Nella sua denuncia, Shein sostiene che Temu, di proprietà di PDD Holdings, “si maschera” da legittimo marketplace perché incoraggia i suoi venditori a rubare i disegni di altri marchi e poi impedisce loro di rimuovere i prodotti dalla piattaforma, anche dopo aver ammesso la violazione.

Inoltre Shein afferma che almeno uno dei dipendenti di Temu ha rubato “preziosi segreti commerciali” che identificavano i suoi prodotti più venduti, insieme a informazioni interne sui prezzi.

COPIARE PER MINIMIZZARE LE ENORMI PERDITE

Ma Shein va oltre. “Temu attira i consumatori statunitensi a scaricare e utilizzare la sua applicazione mobile con la promessa di prezzi estremamente bassi. Ma Temu non trae profitto dalla vendita di questi prodotti, che hanno prezzi così bassi che Temu deve sovvenzionare ogni vendita, perdendo denaro su ogni transazione”, si legge nella denuncia riportata dalla Cnbc.

E prosegue: “Solo incoraggiando i suoi venditori a violare i diritti di proprietà intellettuale altrui e a vendere prodotti contraffatti o al di sotto degli standard, Temu può sperare di minimizzare le ingenti perdite che sta sovvenzionando”.

Il documento di 80 pagine depositato da Shein comprende più di una dozzina di esempi di abiti e modelli che Temu avrebbe copiato.

L’USO DEI SOCIAL

Nella denuncia l’e-commerce afferma poi anche che Temu ha finto di essere Shein su X nel tentativo di “sviare i clienti”. Uno screenshot, allegato al documento, mostra infatti un annuncio sponsorizzato da Temu su Google che mostra Shein nel titolo, ma Temu come indirizzo web.

“Per ingannare ulteriormente i consumatori – si legge -, Temu ha incaricato i suoi influencer di affermare che i suoi prodotti sono più economici e di qualità superiore rispetto a quelli di Shein”.

LA RISPOSTA DI TEMU

Senza avere tutti i torti, in risposta, un portavoce di Temu ha dichiarato che “la sfacciataggine di Shein è incredibile”: “Shein, sepolta da una montagna di cause per violazione della proprietà intellettuale, ha la faccia tosta di inventare accuse contro altri per la stessa cattiva condotta per cui è stata ripetutamente citata in giudizio”.

L’anno scorso era stata Temu a fare causa a Shein per problemi di copyright e per le accuse di “intimidazione mafiosa dei fornitori” per costringerli ad accordi di esclusività.

LA “MODA” DI SHEIN E TEMU

I due giganti del super fast fashion hanno rapidamente conquistato il settore della vendita al dettaglio con i loro prodotti a prezzi bassissimi e la loro capacità di rispondere alle tendenze molto più velocemente dei loro concorrenti tradizionali. Tuttavia, per riuscirci sono spesso state accusate per le loro pratiche di lavoro, per i legami con il governo cinese e per aver copiato altri brand.

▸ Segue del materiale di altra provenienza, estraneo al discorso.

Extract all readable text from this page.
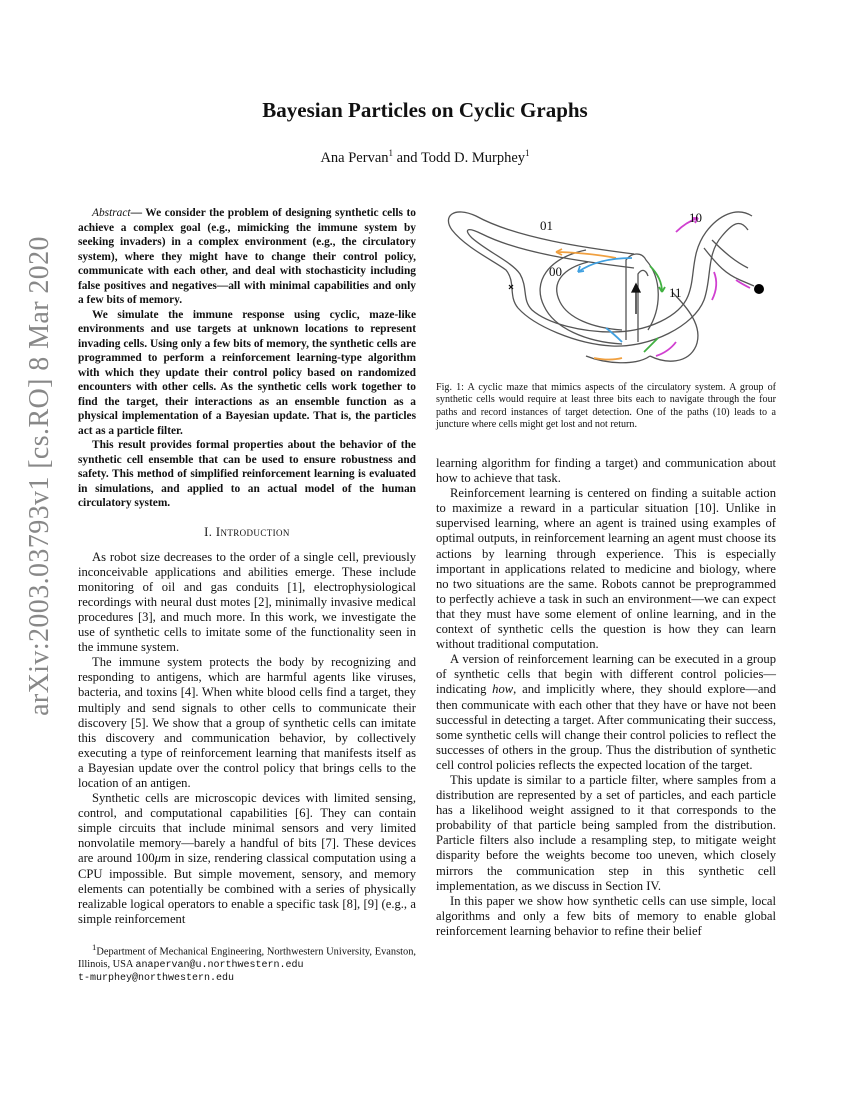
arXiv:2003.03793v1 [cs.RO] 8 Mar 2020
Bayesian Particles on Cyclic Graphs
Ana Pervan$^1$ and Todd D. Murphey$^1$

Abstract— We consider the problem of designing synthetic cells to achieve a complex goal (e.g., mimicking the immune system by seeking invaders) in a complex environment (e.g., the circulatory system), where they might have to change their control policy, communicate with each other, and deal with stochasticity including false positives and negatives—all with minimal capabilities and only a few bits of memory.

We simulate the immune response using cyclic, maze-like environments and use targets at unknown locations to represent invading cells. Using only a few bits of memory, the synthetic cells are programmed to perform a reinforcement learning-type algorithm with which they update their control policy based on randomized encounters with other cells. As the synthetic cells work together to find the target, their interactions as an ensemble function as a physical implementation of a Bayesian update. That is, the particles act as a particle filter.

This result provides formal properties about the behavior of the synthetic cell ensemble that can be used to ensure robustness and safety. This method of simplified reinforcement learning is evaluated in simulations, and applied to an actual model of the human circulatory system.

I. Introduction

As robot size decreases to the order of a single cell, previously inconceivable applications and abilities emerge. These include monitoring of oil and gas conduits [1], electrophysiological recordings with neural dust motes [2], minimally invasive medical procedures [3], and much more. In this work, we investigate the use of synthetic cells to imitate some of the functionality seen in the immune system.

The immune system protects the body by recognizing and responding to antigens, which are harmful agents like viruses, bacteria, and toxins [4]. When white blood cells find a target, they multiply and send signals to other cells to communicate their discovery [5]. We show that a group of synthetic cells can imitate this discovery and communication behavior, by collectively executing a type of reinforcement learning that manifests itself as a Bayesian update over the control policy that brings cells to the location of an antigen.

Synthetic cells are microscopic devices with limited sensing, control, and computational capabilities [6]. They can contain simple circuits that include minimal sensors and very limited nonvolatile memory—barely a handful of bits [7]. These devices are around 100μm in size, rendering classical computation using a CPU impossible. But simple movement, sensory, and memory elements can potentially be combined with a series of physically realizable logical operators to enable a specific task [8], [9] (e.g., a simple reinforcement

$^1$Department of Mechanical Engineering, Northwestern University, Evanston, Illinois, USA anapervan@u.northwestern.edu
t-murphey@northwestern.edu

01
10
00
11
Fig. 1: A cyclic maze that mimics aspects of the circulatory system. A group of synthetic cells would require at least three bits each to navigate through the four paths and record instances of target detection. One of the paths (10) leads to a juncture where cells might get lost and not return.

learning algorithm for finding a target) and communication about how to achieve that task.

Reinforcement learning is centered on finding a suitable action to maximize a reward in a particular situation [10]. Unlike in supervised learning, where an agent is trained using examples of optimal outputs, in reinforcement learning an agent must choose its actions by learning through experience. This is especially important in applications related to medicine and biology, where no two situations are the same. Robots cannot be preprogrammed to perfectly achieve a task in such an environment—we can expect that they must have some element of online learning, and in the context of synthetic cells the question is how they can learn without traditional computation.

A version of reinforcement learning can be executed in a group of synthetic cells that begin with different control policies—indicating how, and implicitly where, they should explore—and then communicate with each other that they have or have not been successful in detecting a target. After communicating their success, some synthetic cells will change their control policies to reflect the successes of others in the group. Thus the distribution of synthetic cell control policies reflects the expected location of the target.

This update is similar to a particle filter, where samples from a distribution are represented by a set of particles, and each particle has a likelihood weight assigned to it that corresponds to the probability of that particle being sampled from the distribution. Particle filters also include a resampling step, to mitigate weight disparity before the weights become too uneven, which closely mirrors the communication step in this synthetic cell implementation, as we discuss in Section IV.

In this paper we show how synthetic cells can use simple, local algorithms and only a few bits of memory to enable global reinforcement learning behavior to refine their belief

Un rapporto del giugno 2023 riferiva infatti che tanto Temu quanto Shein “violano regolarmente le leggi statunitensi sulle tariffe d’importazione”, evitando così le tariffe e le verifiche sui diritti umani per alcune spedizioni. Lo scorso maggio, invece, un’indagine ha riscontrato che alcuni lavoratori lavoravano 75 ore a settimana e avevano uno o meno giorni di riposo.